# Fish BBQ



## TanyaK (Dec 7, 2007)

What type of fish do you usually bbq? We usually bbq snoek,angelfish or tuna but DH barbequed normal hake on Thursday and it came out great - who would have thought?


----------



## TanyaK (Dec 7, 2007)

I attached the photo of the fish but instead my profile photo came up - anyone know what I did wrong? I'm feeling a bit technology challenged today


----------



## Uncle Bob (Dec 7, 2007)

I usually do Salmon, and Tuna. I have also done tilapia, catfish, shark, cod, and a few others with success. Oh! and swordfish..one of my favorites!! Yum!


----------



## Loprraine (Dec 7, 2007)

Salmon and halibut here.  At the cottage, it used to be fresh brook trout.


----------



## TanyaK (Dec 7, 2007)

Here's the photo I tried to attach earlier


----------



## Paymaster (Dec 7, 2007)

Looks good!!!!!!!


----------



## Renee Attili (Dec 7, 2007)

Uncle Bob said:


> I usually do Salmon, and Tuna. I have also done tilapia, catfish, shark, cod, and a few others with success. Oh! and swordfish..one of my favorites!! Yum!

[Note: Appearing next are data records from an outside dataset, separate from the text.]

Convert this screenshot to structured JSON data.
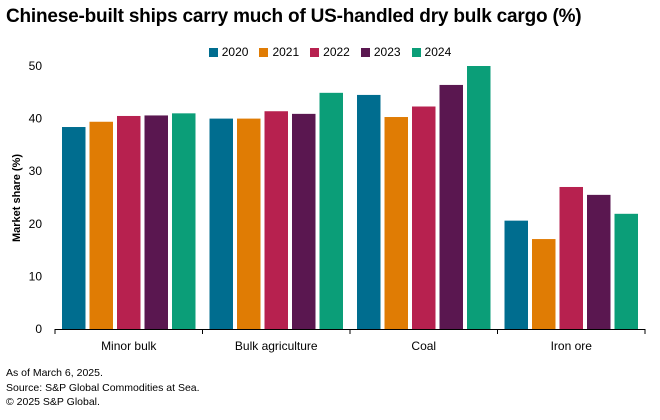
{
  "chart_data": {
    "type": "bar",
    "title": "Chinese-built ships carry much of US-handled dry bulk cargo (%)",
    "xlabel": "",
    "ylabel": "Market share (%)",
    "ylim": [
      0,
      50
    ],
    "yticks": [
      0,
      10,
      20,
      30,
      40,
      50
    ],
    "legend_position": "top-center",
    "categories": [
      "Minor bulk",
      "Bulk agriculture",
      "Coal",
      "Iron ore"
    ],
    "series": [
      {
        "name": "2020",
        "color": "#006d8f",
        "values": [
          38.4,
          40.0,
          44.5,
          20.6
        ]
      },
      {
        "name": "2021",
        "color": "#e07c04",
        "values": [
          39.4,
          40.0,
          40.3,
          17.1
        ]
      },
      {
        "name": "2022",
        "color": "#b7214f",
        "values": [
          40.5,
          41.4,
          42.3,
          27.0
        ]
      },
      {
        "name": "2023",
        "color": "#5a1750",
        "values": [
          40.6,
          40.9,
          46.4,
          25.5
        ]
      },
      {
        "name": "2024",
        "color": "#0b9e78",
        "values": [
          41.0,
          44.9,
          50.0,
          21.9
        ]
      }
    ]
  },
  "footer": {
    "note": "As of March 6, 2025.",
    "source": "Source: S&P Global Commodities at Sea.",
    "copyright": "© 2025 S&P Global."
  }
}
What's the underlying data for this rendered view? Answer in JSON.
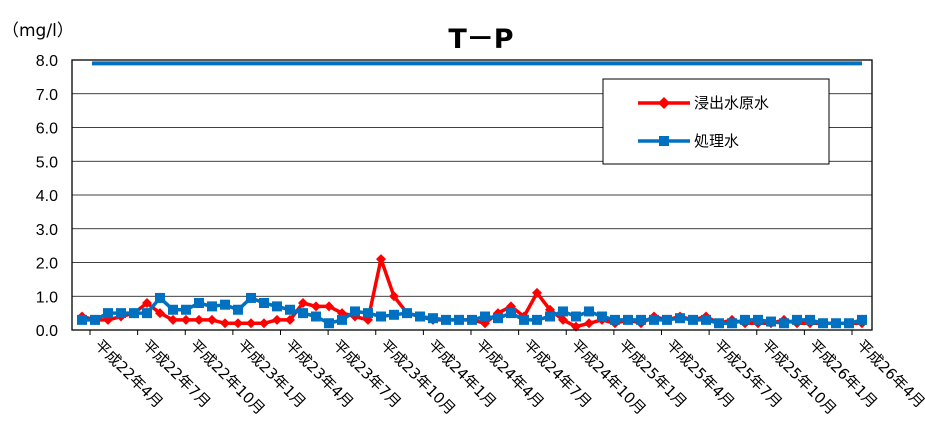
{
  "chart_data": {
    "type": "line",
    "title": "T－P",
    "ylabel": "（mg/l）",
    "ylim": [
      0,
      8
    ],
    "yticks": [
      "0.0",
      "1.0",
      "2.0",
      "3.0",
      "4.0",
      "5.0",
      "6.0",
      "7.0",
      "8.0"
    ],
    "grid": true,
    "legend_position": "top-right",
    "x_tick_labels": [
      "平成22年4月",
      "平成22年7月",
      "平成22年10月",
      "平成23年1月",
      "平成23年4月",
      "平成23年7月",
      "平成23年10月",
      "平成24年1月",
      "平成24年4月",
      "平成24年7月",
      "平成24年10月",
      "平成25年1月",
      "平成25年4月",
      "平成25年7月",
      "平成25年10月",
      "平成26年1月",
      "平成26年4月"
    ],
    "series": [
      {
        "name": "浸出水原水",
        "color": "#ff0000",
        "marker": "diamond",
        "values": [
          0.4,
          0.3,
          0.3,
          0.4,
          0.5,
          0.8,
          0.5,
          0.3,
          0.3,
          0.3,
          0.3,
          0.2,
          0.2,
          0.2,
          0.2,
          0.3,
          0.3,
          0.8,
          0.7,
          0.7,
          0.5,
          0.4,
          0.3,
          2.1,
          1.0,
          0.5,
          0.4,
          0.3,
          0.3,
          0.3,
          0.3,
          0.2,
          0.5,
          0.7,
          0.4,
          1.1,
          0.6,
          0.3,
          0.1,
          0.2,
          0.3,
          0.2,
          0.3,
          0.2,
          0.4,
          0.3,
          0.4,
          0.3,
          0.4,
          0.2,
          0.3,
          0.2,
          0.2,
          0.2,
          0.3,
          0.2,
          0.2,
          0.2,
          0.2,
          0.2,
          0.2
        ]
      },
      {
        "name": "処理水",
        "color": "#0070c0",
        "marker": "square",
        "values": [
          0.3,
          0.3,
          0.5,
          0.5,
          0.5,
          0.5,
          0.95,
          0.6,
          0.6,
          0.8,
          0.7,
          0.75,
          0.6,
          0.95,
          0.8,
          0.7,
          0.6,
          0.5,
          0.4,
          0.2,
          0.3,
          0.55,
          0.5,
          0.4,
          0.45,
          0.5,
          0.4,
          0.35,
          0.3,
          0.3,
          0.3,
          0.4,
          0.35,
          0.5,
          0.3,
          0.3,
          0.4,
          0.55,
          0.4,
          0.55,
          0.4,
          0.3,
          0.3,
          0.3,
          0.3,
          0.3,
          0.35,
          0.3,
          0.3,
          0.2,
          0.2,
          0.3,
          0.3,
          0.25,
          0.2,
          0.3,
          0.3,
          0.2,
          0.2,
          0.2,
          0.3
        ]
      },
      {
        "name": "",
        "color": "#0070c0",
        "marker": "none",
        "values": [
          7.9,
          7.9
        ]
      }
    ]
  }
}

Yeah me too what Uncle Bob said


----------



## BBQ Mikey (Dec 9, 2007)

Swordfish and Tilapia are sure fire.  Swordfish is more robust and tilapia is lighter which does better with a sweet sauce.  Swordfish is good with a heavier sauce but does well with lighter sauces too.


----------



## mbasiszta (Apr 16, 2008)

*Smokey fish tastes great!*



Uncle Bob said:


> I usually do Salmon, and Tuna. I have also done tilapia, catfish, shark, cod, and a few others with success. Oh! and swordfish..one of my favorites!! Yum!


Bob, you hint at what I believe: just about any fish can have its flavor
enhanced by a little smoke flavor. I still am very careful not to overdo
either the smoke or the cooking time. Fish should never be over-done.
Well, unless you want to "jerk" it.


----------



## AllenOK (Apr 17, 2008)

I won't grill (BBQ for the original poster) any fish that is extremely flaky in texture, such as walleye, lake perch, cod, or sole.  Tilapia is borderline for me.

However, catfish, swordfish, halibut, tuna, kajiki, opah, mong chong, grouper, and barramundi I will grill.


----------



## mbasiszta (Apr 17, 2008)

AllenOK said:


> I won't grill (BBQ for the original poster) any fish that is extremely flaky in texture, such as walleye, lake perch, cod, or sole. Tilapia is borderline for me. However, catfish, swordfish, halibut, tuna, kajiki, opah, mong chong, grouper, and barramundi I will grill.


Hmmm, now Cod I like smoked. Any of the mackeral family is great smoked or grilled. How do you get Barramundi in Oklahoma? I only know them in Australia. They are a great fighter and a great eating fish.


----------